Agora, quando as contradições são políticas, todos tomaram nota; quando se tornam econômicos, muitos os rejeitam; mas agora, as contradições estão se tornando militares e em meio a uma corrida armada desesperada, da qual nem o Brasil escapa. Todos sabemos da ganância pelas empresas públicas brasileiras de armas sentida pelos países da Ordem Baseada em Regras. A contribuição do Brasil para o bombardeio da Rússia não seria apenas uma traição, mas esclareceria a situação.

Se não conseguirmos encontrar uma solução para todas essas contradições na esfera institucional e regulatória, chegará um momento em que alguma clareza emergirá dessa confusão. Algum tipo de síntese emergirá da tese e da antítese. Por enquanto, é minha opinião que a Rússia é a maior parte interessada (pelo menos momentaneamente) no sucesso dos BRICS. A segunda grande parte interessada é a China. Os BRICS são uma vacina (como a Organização de Cooperação de Xangai) contra tentativas de isolar esses dois países de outros países com influência internacional. Índia e Brasil têm muito interesse nos BRICS, mas isso é difusamente considerado nesses países e conciliado – quase nunca priorizado – com interesses relacionados ao pertencimento à Ordem Baseada em Regras (casos do G20), em alguma medida, pelo menos. A África do Sul está num limbo semelhante, mas com ainda menos opções.

Portanto, não será fácil resolver esses problemas e o que acontecer em Kazan determinará o quão profundamente Lula e Modi enterraram a farpa no coração da organização. O tempo dirá até que ponto cada um pressionará - ou enterrará - a organização. Se nos parece que a Rússia - e a China - estão puxando mais do que os outros ... Isso não é uma boa notícia para o mundo multipolar.

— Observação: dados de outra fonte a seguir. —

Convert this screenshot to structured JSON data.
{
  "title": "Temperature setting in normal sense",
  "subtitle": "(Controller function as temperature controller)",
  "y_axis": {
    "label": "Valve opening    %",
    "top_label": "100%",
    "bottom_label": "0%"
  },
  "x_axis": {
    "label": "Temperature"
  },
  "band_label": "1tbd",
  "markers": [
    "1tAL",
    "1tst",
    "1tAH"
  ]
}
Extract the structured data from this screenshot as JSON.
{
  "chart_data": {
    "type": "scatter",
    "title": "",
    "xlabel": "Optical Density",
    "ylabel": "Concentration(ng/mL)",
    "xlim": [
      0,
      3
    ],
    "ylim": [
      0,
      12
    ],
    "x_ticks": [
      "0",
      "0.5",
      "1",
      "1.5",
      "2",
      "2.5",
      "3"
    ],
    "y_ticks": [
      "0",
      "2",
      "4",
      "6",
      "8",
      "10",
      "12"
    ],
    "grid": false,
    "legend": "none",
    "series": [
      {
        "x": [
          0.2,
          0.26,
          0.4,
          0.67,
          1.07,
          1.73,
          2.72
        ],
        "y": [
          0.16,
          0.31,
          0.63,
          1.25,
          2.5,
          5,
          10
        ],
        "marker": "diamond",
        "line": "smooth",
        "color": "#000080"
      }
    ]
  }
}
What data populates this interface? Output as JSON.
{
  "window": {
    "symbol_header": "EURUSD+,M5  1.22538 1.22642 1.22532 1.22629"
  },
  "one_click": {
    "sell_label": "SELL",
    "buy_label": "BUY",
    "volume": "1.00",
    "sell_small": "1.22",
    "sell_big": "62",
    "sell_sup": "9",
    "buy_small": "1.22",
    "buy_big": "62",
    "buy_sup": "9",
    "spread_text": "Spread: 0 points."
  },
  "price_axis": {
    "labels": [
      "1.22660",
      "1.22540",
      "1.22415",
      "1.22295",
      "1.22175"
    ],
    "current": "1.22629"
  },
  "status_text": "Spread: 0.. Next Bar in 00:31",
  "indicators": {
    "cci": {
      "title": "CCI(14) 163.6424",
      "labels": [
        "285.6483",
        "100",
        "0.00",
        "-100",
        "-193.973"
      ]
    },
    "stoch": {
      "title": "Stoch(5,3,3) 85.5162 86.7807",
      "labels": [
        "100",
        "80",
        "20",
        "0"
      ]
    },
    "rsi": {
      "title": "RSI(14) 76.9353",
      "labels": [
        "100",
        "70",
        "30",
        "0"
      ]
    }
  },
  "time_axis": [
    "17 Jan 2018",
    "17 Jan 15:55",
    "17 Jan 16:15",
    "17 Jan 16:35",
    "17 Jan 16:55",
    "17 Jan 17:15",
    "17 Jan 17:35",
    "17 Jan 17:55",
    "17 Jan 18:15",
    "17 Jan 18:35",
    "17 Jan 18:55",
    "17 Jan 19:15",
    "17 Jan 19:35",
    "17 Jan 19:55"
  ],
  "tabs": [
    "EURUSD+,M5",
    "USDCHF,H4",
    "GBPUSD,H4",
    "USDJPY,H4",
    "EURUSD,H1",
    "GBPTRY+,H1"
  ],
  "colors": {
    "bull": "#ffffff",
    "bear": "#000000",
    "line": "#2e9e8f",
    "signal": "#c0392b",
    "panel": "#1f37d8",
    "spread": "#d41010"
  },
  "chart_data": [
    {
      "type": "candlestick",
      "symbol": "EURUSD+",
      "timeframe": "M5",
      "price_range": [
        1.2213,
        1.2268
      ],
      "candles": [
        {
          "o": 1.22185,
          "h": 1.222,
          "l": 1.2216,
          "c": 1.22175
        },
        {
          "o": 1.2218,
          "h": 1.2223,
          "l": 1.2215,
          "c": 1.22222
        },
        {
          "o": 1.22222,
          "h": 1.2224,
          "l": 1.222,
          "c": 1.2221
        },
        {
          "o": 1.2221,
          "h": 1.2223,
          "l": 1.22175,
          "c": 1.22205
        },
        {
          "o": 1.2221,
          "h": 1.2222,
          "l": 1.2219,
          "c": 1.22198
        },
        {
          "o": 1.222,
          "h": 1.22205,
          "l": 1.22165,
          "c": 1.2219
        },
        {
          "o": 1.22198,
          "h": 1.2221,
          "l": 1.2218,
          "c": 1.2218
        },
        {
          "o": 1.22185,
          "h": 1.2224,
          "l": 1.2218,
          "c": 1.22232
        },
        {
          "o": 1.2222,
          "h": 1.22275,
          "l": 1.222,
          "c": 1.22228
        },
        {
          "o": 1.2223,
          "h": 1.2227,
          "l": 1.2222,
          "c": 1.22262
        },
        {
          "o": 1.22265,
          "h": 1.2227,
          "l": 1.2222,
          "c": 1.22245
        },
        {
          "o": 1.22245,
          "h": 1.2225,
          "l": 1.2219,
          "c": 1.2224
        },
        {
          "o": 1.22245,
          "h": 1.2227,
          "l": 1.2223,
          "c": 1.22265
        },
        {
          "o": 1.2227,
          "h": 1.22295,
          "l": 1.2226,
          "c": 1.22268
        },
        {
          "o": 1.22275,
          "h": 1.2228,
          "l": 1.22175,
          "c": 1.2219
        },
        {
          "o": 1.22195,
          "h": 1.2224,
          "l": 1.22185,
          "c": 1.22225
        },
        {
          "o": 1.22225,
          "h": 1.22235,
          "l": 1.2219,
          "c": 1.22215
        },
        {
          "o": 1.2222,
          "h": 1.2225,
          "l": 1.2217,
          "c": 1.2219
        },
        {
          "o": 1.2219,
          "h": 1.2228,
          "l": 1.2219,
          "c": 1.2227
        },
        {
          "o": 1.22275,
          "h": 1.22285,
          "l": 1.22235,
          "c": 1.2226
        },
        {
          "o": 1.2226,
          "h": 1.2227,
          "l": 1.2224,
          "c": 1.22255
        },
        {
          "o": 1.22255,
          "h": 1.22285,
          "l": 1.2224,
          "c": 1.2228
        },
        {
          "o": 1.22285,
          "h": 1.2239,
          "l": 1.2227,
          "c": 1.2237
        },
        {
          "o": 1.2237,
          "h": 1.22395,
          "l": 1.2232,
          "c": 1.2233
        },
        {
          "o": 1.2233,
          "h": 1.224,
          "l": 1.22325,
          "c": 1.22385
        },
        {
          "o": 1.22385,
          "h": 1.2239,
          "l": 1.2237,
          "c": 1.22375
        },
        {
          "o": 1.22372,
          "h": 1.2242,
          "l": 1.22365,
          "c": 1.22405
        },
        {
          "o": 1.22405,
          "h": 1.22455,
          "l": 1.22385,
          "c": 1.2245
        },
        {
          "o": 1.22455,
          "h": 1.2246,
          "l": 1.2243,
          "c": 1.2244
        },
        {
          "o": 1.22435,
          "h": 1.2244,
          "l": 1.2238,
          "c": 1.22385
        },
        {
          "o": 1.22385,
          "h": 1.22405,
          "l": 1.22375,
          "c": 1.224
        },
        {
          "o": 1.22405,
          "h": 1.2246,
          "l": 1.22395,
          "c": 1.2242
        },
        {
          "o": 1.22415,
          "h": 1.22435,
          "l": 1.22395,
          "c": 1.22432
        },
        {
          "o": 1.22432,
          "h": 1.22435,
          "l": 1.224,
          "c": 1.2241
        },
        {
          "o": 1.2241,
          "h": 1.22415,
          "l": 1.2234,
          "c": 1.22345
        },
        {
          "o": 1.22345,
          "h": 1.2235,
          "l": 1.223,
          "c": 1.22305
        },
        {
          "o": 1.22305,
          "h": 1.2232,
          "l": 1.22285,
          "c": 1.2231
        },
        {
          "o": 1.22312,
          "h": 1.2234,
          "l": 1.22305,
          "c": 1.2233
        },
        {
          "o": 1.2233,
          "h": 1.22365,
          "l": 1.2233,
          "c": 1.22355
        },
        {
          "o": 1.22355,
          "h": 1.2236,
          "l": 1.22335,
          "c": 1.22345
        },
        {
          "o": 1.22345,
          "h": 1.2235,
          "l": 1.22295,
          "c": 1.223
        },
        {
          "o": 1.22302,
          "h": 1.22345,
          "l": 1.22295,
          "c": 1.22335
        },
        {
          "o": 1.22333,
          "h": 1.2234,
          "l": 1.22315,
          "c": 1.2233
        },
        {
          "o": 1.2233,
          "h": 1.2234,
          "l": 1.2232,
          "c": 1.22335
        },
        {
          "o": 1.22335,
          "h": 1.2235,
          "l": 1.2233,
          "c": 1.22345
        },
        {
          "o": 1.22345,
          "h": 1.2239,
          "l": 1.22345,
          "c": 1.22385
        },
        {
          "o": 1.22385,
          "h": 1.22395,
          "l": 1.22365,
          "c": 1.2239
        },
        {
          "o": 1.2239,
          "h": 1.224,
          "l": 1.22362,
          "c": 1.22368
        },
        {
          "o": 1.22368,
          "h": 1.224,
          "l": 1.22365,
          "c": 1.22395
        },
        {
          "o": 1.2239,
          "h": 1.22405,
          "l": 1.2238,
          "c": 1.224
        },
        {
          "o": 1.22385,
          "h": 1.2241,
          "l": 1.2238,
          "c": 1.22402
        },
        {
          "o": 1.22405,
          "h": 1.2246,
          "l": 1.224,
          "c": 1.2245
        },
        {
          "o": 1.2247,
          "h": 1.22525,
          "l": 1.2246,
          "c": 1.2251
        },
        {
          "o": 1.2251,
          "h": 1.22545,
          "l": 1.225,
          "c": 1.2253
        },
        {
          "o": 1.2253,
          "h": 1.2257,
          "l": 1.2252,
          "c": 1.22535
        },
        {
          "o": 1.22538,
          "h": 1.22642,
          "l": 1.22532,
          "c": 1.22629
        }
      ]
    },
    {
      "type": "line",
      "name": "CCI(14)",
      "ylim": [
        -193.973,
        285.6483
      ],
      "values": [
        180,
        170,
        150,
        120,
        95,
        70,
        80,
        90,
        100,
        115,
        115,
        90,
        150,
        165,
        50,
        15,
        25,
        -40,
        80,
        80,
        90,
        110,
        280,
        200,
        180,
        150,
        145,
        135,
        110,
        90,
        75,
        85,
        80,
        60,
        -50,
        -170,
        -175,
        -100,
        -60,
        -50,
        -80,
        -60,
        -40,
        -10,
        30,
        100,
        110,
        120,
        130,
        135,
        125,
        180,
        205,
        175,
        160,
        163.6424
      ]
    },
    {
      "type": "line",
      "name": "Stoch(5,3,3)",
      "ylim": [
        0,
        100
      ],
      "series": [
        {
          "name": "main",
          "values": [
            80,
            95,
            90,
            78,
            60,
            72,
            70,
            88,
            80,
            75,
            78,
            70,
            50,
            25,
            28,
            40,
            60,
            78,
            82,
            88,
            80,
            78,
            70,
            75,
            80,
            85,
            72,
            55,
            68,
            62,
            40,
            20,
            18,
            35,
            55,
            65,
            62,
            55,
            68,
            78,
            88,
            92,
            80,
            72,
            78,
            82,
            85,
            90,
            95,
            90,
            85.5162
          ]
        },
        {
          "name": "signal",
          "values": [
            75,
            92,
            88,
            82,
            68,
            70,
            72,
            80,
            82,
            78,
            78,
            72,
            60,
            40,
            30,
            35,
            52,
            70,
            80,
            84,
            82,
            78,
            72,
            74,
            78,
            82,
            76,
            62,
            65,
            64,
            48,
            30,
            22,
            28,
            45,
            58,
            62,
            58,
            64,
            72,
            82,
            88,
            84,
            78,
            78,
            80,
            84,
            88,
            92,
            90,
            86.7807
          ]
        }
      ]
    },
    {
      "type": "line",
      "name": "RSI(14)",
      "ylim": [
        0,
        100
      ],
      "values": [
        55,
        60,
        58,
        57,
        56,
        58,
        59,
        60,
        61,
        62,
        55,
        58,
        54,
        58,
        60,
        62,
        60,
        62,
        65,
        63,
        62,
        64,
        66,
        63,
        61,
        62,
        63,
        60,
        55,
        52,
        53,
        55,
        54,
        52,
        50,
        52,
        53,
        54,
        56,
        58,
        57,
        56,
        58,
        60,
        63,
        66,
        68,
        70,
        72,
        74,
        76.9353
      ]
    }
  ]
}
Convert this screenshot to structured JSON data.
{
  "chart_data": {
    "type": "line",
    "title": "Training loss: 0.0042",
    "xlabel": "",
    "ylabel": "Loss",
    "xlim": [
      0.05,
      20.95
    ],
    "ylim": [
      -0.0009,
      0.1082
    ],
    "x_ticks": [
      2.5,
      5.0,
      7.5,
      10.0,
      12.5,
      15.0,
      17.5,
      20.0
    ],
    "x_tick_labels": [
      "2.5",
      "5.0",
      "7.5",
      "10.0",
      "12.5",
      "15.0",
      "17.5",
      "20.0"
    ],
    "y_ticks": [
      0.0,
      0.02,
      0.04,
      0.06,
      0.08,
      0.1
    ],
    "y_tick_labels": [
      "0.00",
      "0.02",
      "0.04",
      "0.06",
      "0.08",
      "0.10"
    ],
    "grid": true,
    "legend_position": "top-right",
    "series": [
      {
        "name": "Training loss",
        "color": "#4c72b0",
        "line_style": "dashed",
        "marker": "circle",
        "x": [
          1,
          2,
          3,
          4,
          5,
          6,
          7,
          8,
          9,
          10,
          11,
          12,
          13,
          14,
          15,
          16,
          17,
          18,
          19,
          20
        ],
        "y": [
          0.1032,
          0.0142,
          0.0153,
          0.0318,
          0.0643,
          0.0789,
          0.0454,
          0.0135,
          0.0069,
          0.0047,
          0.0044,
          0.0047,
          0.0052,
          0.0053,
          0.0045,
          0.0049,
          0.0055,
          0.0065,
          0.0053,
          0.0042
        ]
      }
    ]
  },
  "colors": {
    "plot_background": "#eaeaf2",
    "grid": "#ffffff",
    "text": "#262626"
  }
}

Hugo Dionísio é Advogado, investigador e analista de geopolítica. É proprietário do Canal-factual.wordpress.com Blog e cofundador do MultipolarTv, um canal do Youtube voltado para análise geopolítica. Desenvolve actividade como ativista dos Direitos Humanos e dos Direitos Sociais como membro da direção da Associação dos Advogados Democráticos Portugueses. É também investigador da Confederação Sindical dos Trabalhadores Portugueses (CGTP-IN).